クエリ | 高頻度 term | 比較的高頻度の term | 比較的低頻度の term | 低頻度 term |
LIKE | 1 分 21.96 秒 | 1 分 18.44 秒 | 1 分 24.59 秒 | 1 分 31.19 秒 |
SMID LIKE | 25.46 秒 | 22.80 秒 | 21.98 秒 | 21.60 秒 |
MATCH (独自の FTS ライブラリ) | 2.43 秒 | 0.25 秒 | 0.01 秒 | 0.00 秒 |
Doris MATCH_ANY (CLucene ライブラリ) | 3.49 秒 | 0.24 秒 | 0.03 秒 | 0.03 秒 |
上の表に示すように、MATCH は LIKE よりも大幅な改善を提供し、データがホットかコールドかにはほとんど影響されません。
よくある質問
Q1:PolarDB IMCI の全文検索は、MySQL InnoDB のような従来のデータベースの組み込み全文検索インデックスと比較してどのような利点がありますか?
PolarDB IMCI には、パフォーマンス、機能、スケーラビリティの点で利点があります。
パフォーマンス:列ストアとベクトル化実行エンジンに基づいており、FST や RBM などのアルゴリズムと組み合わせることで、そのクエリパフォーマンスは従来の行ストアインデックスよりも優れています。高い同時実行性、大規模データシナリオで高速な応答を提供できます。
機能:
jiebaやikなどの中国語トークナイザーと、jsonトークナイザーが組み込まれており、複雑なビジネスシナリオのニーズに対応します。書き込みパフォーマンスへの影響:最適化されたインデックス構築と更新メカニズムは、高頻度の書き込み (INSERT/UPDATE) シナリオでのパフォーマンスへの影響が、従来のデータベースの全文検索インデックスよりもはるかに小さいです。
水平方向のスケーラビリティ:PolarDB のストレージとコンピューティングが分離されたアーキテクチャの恩恵を受け、優れた水平方向のスケーラビリティを備えています。

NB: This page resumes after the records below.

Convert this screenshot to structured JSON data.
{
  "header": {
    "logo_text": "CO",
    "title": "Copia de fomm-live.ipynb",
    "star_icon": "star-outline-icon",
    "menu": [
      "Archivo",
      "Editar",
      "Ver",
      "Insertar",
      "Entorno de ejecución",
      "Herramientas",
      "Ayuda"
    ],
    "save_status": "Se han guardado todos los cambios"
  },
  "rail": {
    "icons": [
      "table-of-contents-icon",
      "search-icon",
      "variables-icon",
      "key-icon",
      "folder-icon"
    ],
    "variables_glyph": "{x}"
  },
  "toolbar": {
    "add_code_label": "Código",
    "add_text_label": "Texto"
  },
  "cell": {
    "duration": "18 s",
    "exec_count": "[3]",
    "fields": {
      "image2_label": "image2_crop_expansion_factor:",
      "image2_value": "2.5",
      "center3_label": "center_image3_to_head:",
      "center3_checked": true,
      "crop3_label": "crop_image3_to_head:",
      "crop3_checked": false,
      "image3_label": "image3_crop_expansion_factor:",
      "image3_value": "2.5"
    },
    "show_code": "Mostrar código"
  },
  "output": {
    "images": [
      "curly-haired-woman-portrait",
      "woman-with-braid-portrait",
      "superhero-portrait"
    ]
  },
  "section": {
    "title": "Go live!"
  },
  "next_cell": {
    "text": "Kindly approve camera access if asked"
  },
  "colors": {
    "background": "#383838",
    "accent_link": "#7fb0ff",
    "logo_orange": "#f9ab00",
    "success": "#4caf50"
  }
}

Q2: ビジネスデータに適したトークナイザーを選択するにはどうすればよいですか?
データ型とクエリのニーズに基づいて選択します:
中国語テキストの処理:
jiebaまたはikトークナイザーを使用します。これらはセマンティックなトークン化を実行し、中国語検索の精度を向上させます。英語または記号で区切られたテキストの処理:
tokenトークナイザーを使用します。スペースや句読点に基づいてテキストを分割します。あいまい一致または任意の部分文字列検索の実装:
ngramトークナイザーを使用します。テキストをバイグラムやトライグラムなどの固定長のフレーズに分割し、非効率なLIKE '%keyword%'クエリの代替に適しています。JSON フィールド内の特定のコンテンツの検索:
jsonトークナイザーを使用します。現在、JSON 配列の値または JSON オブジェクトのキーに転置インデックスを作成することをサポートしています。
どのトークナイザーが最適かわからない場合は、dbms_imci.fts_tokenize 関数を使用して、さまざまなトークナイザーがサンプルテキストをどのように処理するかをプレビューできます。これにより、ビジネスの期待に最も合うトークン化戦略を選択するのに役立ちます。